Autres écrits : Ana de Guy Patin :
Borboniana 8 manuscrit, note 28.
Note [28]

« à la louange de la médecine. “ Voyez Swertius dans l’Athenæ Belgicæ, au bas de la page 501. ” {a} Quand Lipse fit ses harangues, il enseignait les belles-lettres à Iéna en Allemagne. {b} “ La religion n’était alors pas encore devenue son métier. ” » {c}


  1. Le passage mis entre guillemets anglais est une addition marginale du manuscrit.

    L’avant-dernière ligne de la rubrique consacrée à Juste Lipse (Iustus Lipsius, page 501) dans l’« Athènes belge », {i} donne cette indication :

    Orationes, quas Ienenses Lipsii nomine vulgarunt, sunt supposititiæ et confictæ.

    [Les Discours d’Iéna, qu’on a publiés sous le nom de Lipse, sont supposés et forgés de toutes pièces].

    Cela conduit à un ouvrage rare (qu’il m’aurait été difficile de trouver autrement) intitulé :

    Justi Lipsii Orationes octo Jenæ potissimum habitæ, e tenebris erutæ, et in gratiam studiosæ juventutis foras productæ.

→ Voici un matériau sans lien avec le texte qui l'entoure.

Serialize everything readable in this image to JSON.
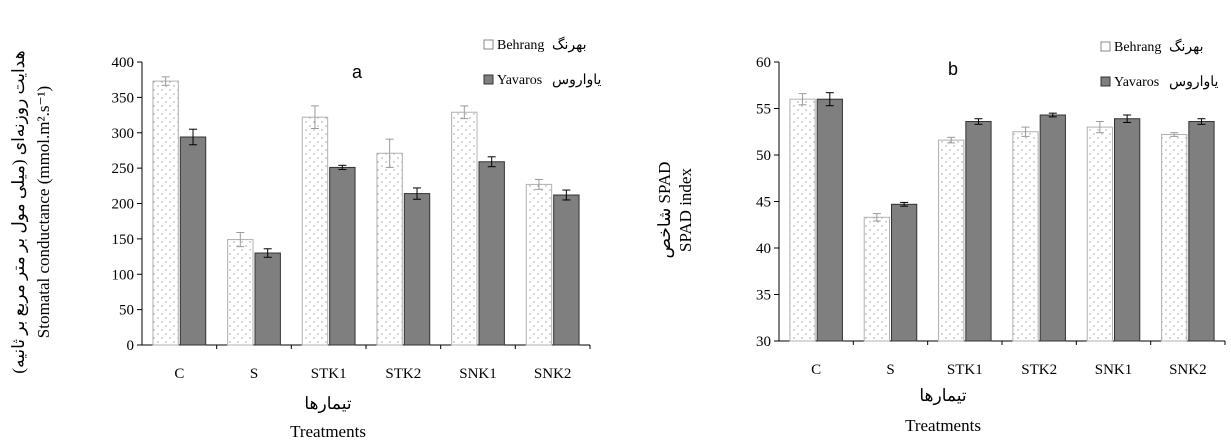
{
  "chart_data": [
    {
      "type": "bar",
      "panel_label": "a",
      "categories": [
        "C",
        "S",
        "STK1",
        "STK2",
        "SNK1",
        "SNK2"
      ],
      "series": [
        {
          "name": "Behrang بهرنگ",
          "values": [
            373,
            149,
            322,
            271,
            329,
            227
          ],
          "errors": [
            6,
            10,
            16,
            20,
            9,
            7
          ],
          "color": "#ffffff",
          "pattern": "dots",
          "stroke": "#b0b0b0"
        },
        {
          "name": "Yavaros یاواروس",
          "values": [
            294,
            130,
            251,
            214,
            259,
            212
          ],
          "errors": [
            11,
            6,
            3,
            8,
            7,
            7
          ],
          "color": "#7f7f7f",
          "pattern": "solid",
          "stroke": "#333333"
        }
      ],
      "ylim": [
        0,
        400
      ],
      "yticks": [
        0,
        50,
        100,
        150,
        200,
        250,
        300,
        350,
        400
      ],
      "ylabel_fa": "هدایت روزنه‌ای (میلی مول بر متر مربع بر ثانیه)",
      "ylabel_en": "Stomatal conductance (mmol.m².s⁻¹)",
      "xlabel_fa": "تیمارها",
      "xlabel_en": "Treatments",
      "legend_position": "top-right",
      "grid": false
    },
    {
      "type": "bar",
      "panel_label": "b",
      "categories": [
        "C",
        "S",
        "STK1",
        "STK2",
        "SNK1",
        "SNK2"
      ],
      "series": [
        {
          "name": "Behrang بهرنگ",
          "values": [
            56.0,
            43.3,
            51.6,
            52.5,
            53.0,
            52.2
          ],
          "errors": [
            0.6,
            0.4,
            0.3,
            0.5,
            0.6,
            0.2
          ],
          "color": "#ffffff",
          "pattern": "dots",
          "stroke": "#b0b0b0"
        },
        {
          "name": "Yavaros یاواروس",
          "values": [
            56.0,
            44.7,
            53.6,
            54.3,
            53.9,
            53.6
          ],
          "errors": [
            0.7,
            0.2,
            0.3,
            0.2,
            0.4,
            0.3
          ],
          "color": "#7f7f7f",
          "pattern": "solid",
          "stroke": "#333333"
        }
      ],
      "ylim": [
        30,
        60
      ],
      "yticks": [
        30,
        35,
        40,
        45,
        50,
        55,
        60
      ],
      "ylabel_fa": "شاخص SPAD",
      "ylabel_en": "SPAD index",
      "xlabel_fa": "تیمارها",
      "xlabel_en": "Treatments",
      "legend_position": "top-right",
      "grid": false
    }
  ],
  "legend": {
    "behrang_en": "Behrang",
    "behrang_fa": "بهرنگ",
    "yavaros_en": "Yavaros",
    "yavaros_fa": "یاواروس"
  }
}
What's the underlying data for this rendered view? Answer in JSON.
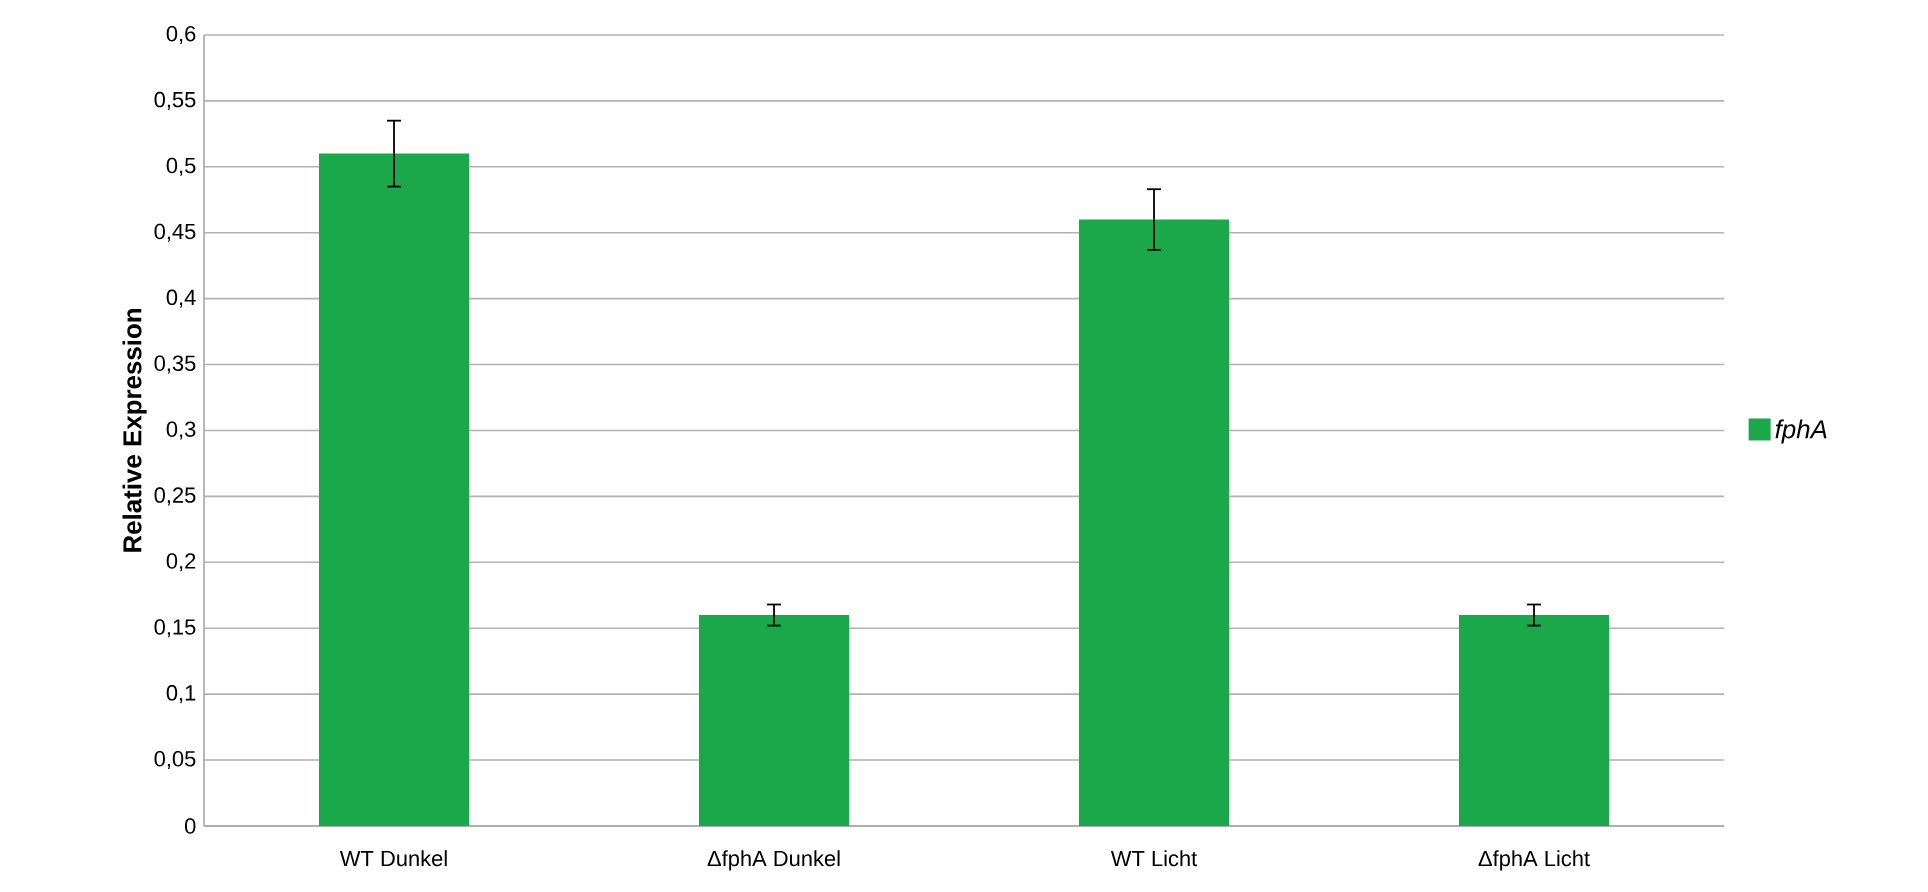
{
  "chart_data": {
    "type": "bar",
    "ylabel": "Relative Expression",
    "categories": [
      "WT Dunkel",
      "ΔfphA Dunkel",
      "WT Licht",
      "ΔfphA Licht"
    ],
    "series": [
      {
        "name": "fphA",
        "color": "#1aa84b",
        "values": [
          0.51,
          0.16,
          0.46,
          0.16
        ],
        "errors": [
          0.025,
          0.008,
          0.023,
          0.008
        ]
      }
    ],
    "ylim": [
      0,
      0.6
    ],
    "yticks": [
      0,
      {
        "value": 0.05,
        "label": "0,05"
      },
      {
        "value": 0.1,
        "label": "0,1"
      },
      {
        "value": 0.15,
        "label": "0,15"
      },
      {
        "value": 0.2,
        "label": "0,2"
      },
      {
        "value": 0.25,
        "label": "0,25"
      },
      {
        "value": 0.3,
        "label": "0,3"
      },
      {
        "value": 0.35,
        "label": "0,35"
      },
      {
        "value": 0.4,
        "label": "0,4"
      },
      {
        "value": 0.45,
        "label": "0,45"
      },
      {
        "value": 0.5,
        "label": "0,5"
      },
      {
        "value": 0.55,
        "label": "0,55"
      },
      {
        "value": 0.6,
        "label": "0,6"
      }
    ],
    "grid": "y",
    "legend": "right"
  }
}
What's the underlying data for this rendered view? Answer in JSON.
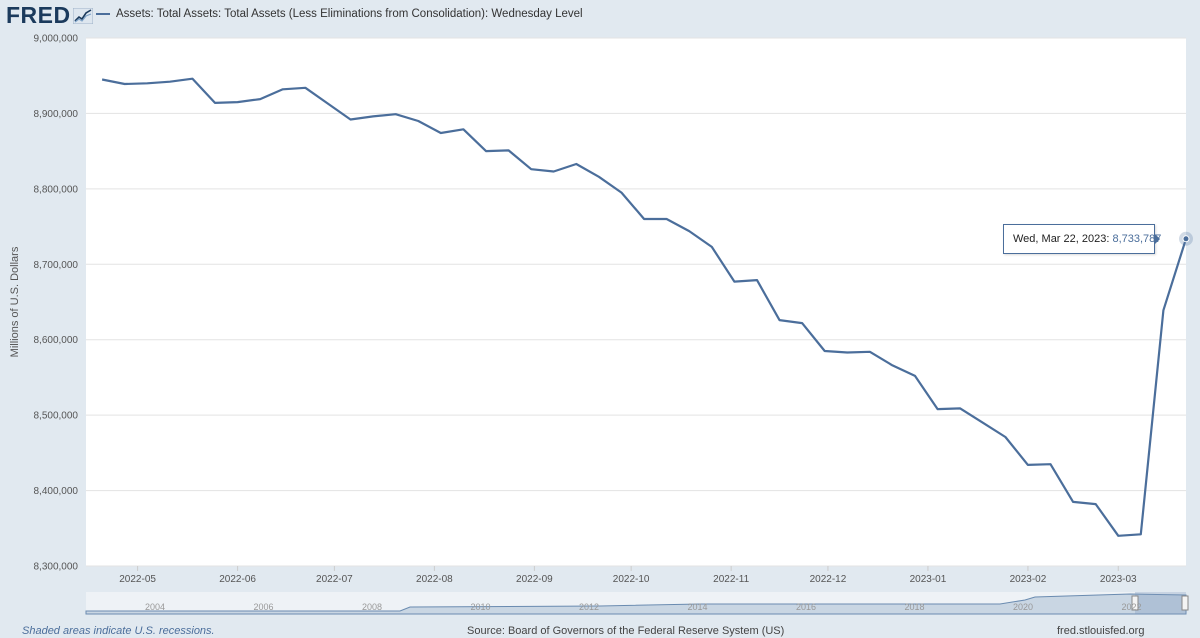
{
  "logo": {
    "text": "FRED"
  },
  "legend": {
    "label": "Assets: Total Assets: Total Assets (Less Eliminations from Consolidation): Wednesday Level"
  },
  "tooltip": {
    "date": "Wed, Mar 22, 2023:",
    "value": "8,733,787"
  },
  "footer": {
    "note": "Shaded areas indicate U.S. recessions.",
    "source": "Source: Board of Governors of the Federal Reserve System (US)",
    "site": "fred.stlouisfed.org"
  },
  "navigator": {
    "labels": [
      "2004",
      "2006",
      "2008",
      "2010",
      "2012",
      "2014",
      "2016",
      "2018",
      "2020",
      "2022"
    ]
  },
  "colors": {
    "line": "#4b6e9b",
    "background": "#e1e9f0",
    "plot": "#ffffff"
  },
  "chart_data": {
    "type": "line",
    "title": "",
    "xlabel": "",
    "ylabel": "Millions of U.S. Dollars",
    "ylim": [
      8300000,
      9000000
    ],
    "yticks": [
      "8,300,000",
      "8,400,000",
      "8,500,000",
      "8,600,000",
      "8,700,000",
      "8,800,000",
      "8,900,000",
      "9,000,000"
    ],
    "xticks": [
      "2022-05",
      "2022-06",
      "2022-07",
      "2022-08",
      "2022-09",
      "2022-10",
      "2022-11",
      "2022-12",
      "2023-01",
      "2023-02",
      "2023-03"
    ],
    "grid": true,
    "legend": "top-left",
    "series": [
      {
        "name": "Assets: Total Assets: Total Assets (Less Eliminations from Consolidation): Wednesday Level",
        "x": [
          "2022-04-20",
          "2022-04-27",
          "2022-05-04",
          "2022-05-11",
          "2022-05-18",
          "2022-05-25",
          "2022-06-01",
          "2022-06-08",
          "2022-06-15",
          "2022-06-22",
          "2022-06-29",
          "2022-07-06",
          "2022-07-13",
          "2022-07-20",
          "2022-07-27",
          "2022-08-03",
          "2022-08-10",
          "2022-08-17",
          "2022-08-24",
          "2022-08-31",
          "2022-09-07",
          "2022-09-14",
          "2022-09-21",
          "2022-09-28",
          "2022-10-05",
          "2022-10-12",
          "2022-10-19",
          "2022-10-26",
          "2022-11-02",
          "2022-11-09",
          "2022-11-16",
          "2022-11-23",
          "2022-11-30",
          "2022-12-07",
          "2022-12-14",
          "2022-12-21",
          "2022-12-28",
          "2023-01-04",
          "2023-01-11",
          "2023-01-18",
          "2023-01-25",
          "2023-02-01",
          "2023-02-08",
          "2023-02-15",
          "2023-02-22",
          "2023-03-01",
          "2023-03-08",
          "2023-03-15",
          "2023-03-22"
        ],
        "values": [
          8945000,
          8939000,
          8940000,
          8942000,
          8946000,
          8914000,
          8915000,
          8919000,
          8932000,
          8934000,
          8913000,
          8892000,
          8896000,
          8899000,
          8890000,
          8874000,
          8879000,
          8850000,
          8851000,
          8826000,
          8823000,
          8833000,
          8816000,
          8795000,
          8760000,
          8760000,
          8744000,
          8723000,
          8677000,
          8679000,
          8626000,
          8622000,
          8585000,
          8583000,
          8584000,
          8566000,
          8552000,
          8508000,
          8509000,
          8490000,
          8471000,
          8434000,
          8435000,
          8385000,
          8382000,
          8340000,
          8342000,
          8639000,
          8733787
        ]
      }
    ]
  }
}
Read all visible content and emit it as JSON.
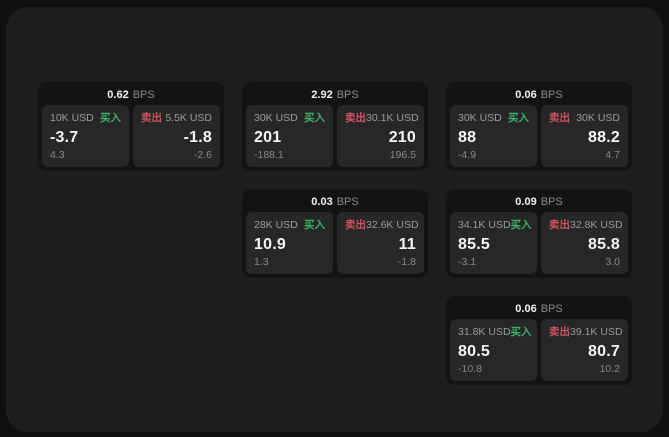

    [Huit Discours de Juste Lipse, principalement prononcés à Iéna, sortis de l’oubli et publiés pour le profit de la jeunesse studieuse]. {ii}

    La préface de Lipse, adressée à Dorothée-Suzanne von Simmern, princesse palatine du Rhin (morte en 1592), est datée du 3 juin 1583 : soit huit ans avant la conversion de Lipse au catholicisme, et dix ans après son séjour à Iéna (1572-1574). {iii}

    Rien dans cette analyse ne met franchement en doute l’authenticité des huit discours ; quant au style latin si controversé de Lipse, le Borboniana incite à en regarder les titres :

    1. Oratio de Obitu illustrissimi principis Johannis Guilielmis Ducis Saxoniæ [Discours sur la mort de l’illustrissime prince Jean Guillaume de Saxe-Weimar] ; {iv}

    2. Oratio Iusti Lipsii Iscani, habita Jenæ anno 1572. cum inciperet publice interpretari Cornelium Tacitum [Discours de Juste Lipse, natif d’Isca, {v} prononcé à Iéna l’an 1572 quand il commençait à commenter Tacite] ;

    3. Oratio habita Jenæ, cum inciperet publice interpretari Epistolas ad Atticum Ciceronis. De ratione interpretandi Ciceronis [Discours prononcé à Iéna quand il commençait à commenter les Lettres à Atticus de Cicéron. La manière d’interpréter Cicéron] ;

    4. Oratio de Concordia, habita Jenæ xxiix. Julii, Hora Octava, Anno 1573 ; In promotione vii. Magistrorum [Discours sur la Concorde, prononcé le 28 juillet 1573 à huit heures du matin, pour la promotion de huit maîtres] ; avec deux annexes, Responsio Iusti Lipsii ad petitionem M. Ægidii Salii pro Candidatis [Réponse de Juste Lipse à la harangue que M. Ægidius Salius a prononcée au nom des postulants], et Leges juramenti. Ceremoniæ [Articles du serment. {vi} Cérémonies] ; {vii}

    5. Oratio pro defendendo Cicerone in criminibus ei objectis [Discours pour défendre Cicéron des accusations portées contre lui] ;

    6. Oratio utrum a solo Cicerone petenda sit eloquentia [Discours sur la question : l’éloquence n’est-elle à chercher que dans Cicéron ?]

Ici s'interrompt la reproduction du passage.